Детский возраст. Золотое, но и трудное время: приходится принимать первые важные решения и неминуемо взрослеть. А спустя годы благодарить судьбу и Бога за людей, которые всегда рядом.
Детьми они были совершенно разными. Старшая сестра росла среди мальчишек. Лазала по деревьям, прыгала по гаражам, обследовала все местные стройки и постоянно куда-то пропадала. В свои семь она была худой и угловатой, вечно ходила со стертыми коленками и в синяках.

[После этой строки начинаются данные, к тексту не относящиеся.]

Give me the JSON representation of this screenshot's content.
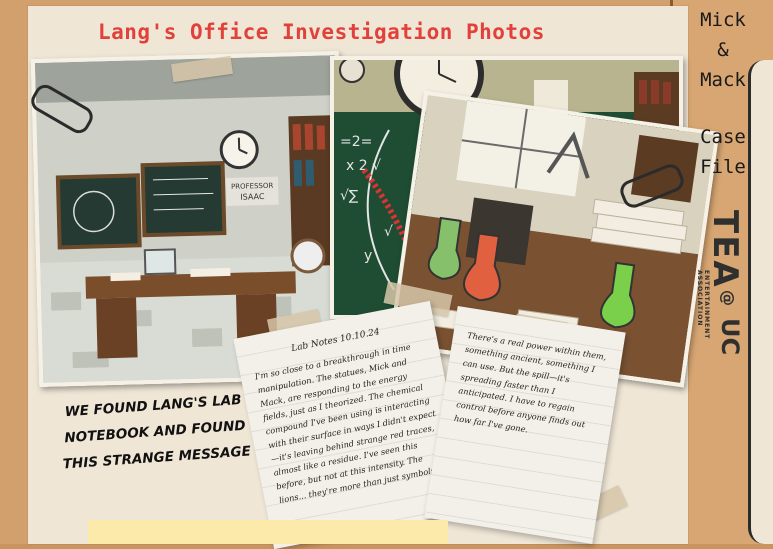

Никогда не сидела на месте и устраивала дома всякие каверзы – ну, не интересно ей было ни с куклами, ни с книгами. Кукол она разбирала, как и утюги. С книгами расправлялась быстро – хватало одной кисточки или одного фломастера. Ну, не читать же их – очень уж это скучно. Да и в школе через год научат. Чего торопиться-то? Розетки были давно ею исследованы. Эмпирически. О чем свидетельствовали шрамы от электрического ожога на большом и указательном пальцах правой руки. Именно ими она и держала похищенную у бабушки шпильку, ножницы, гнутый гвоздь и еще Бог знает что, неоднократно соединяя фазу и ноль.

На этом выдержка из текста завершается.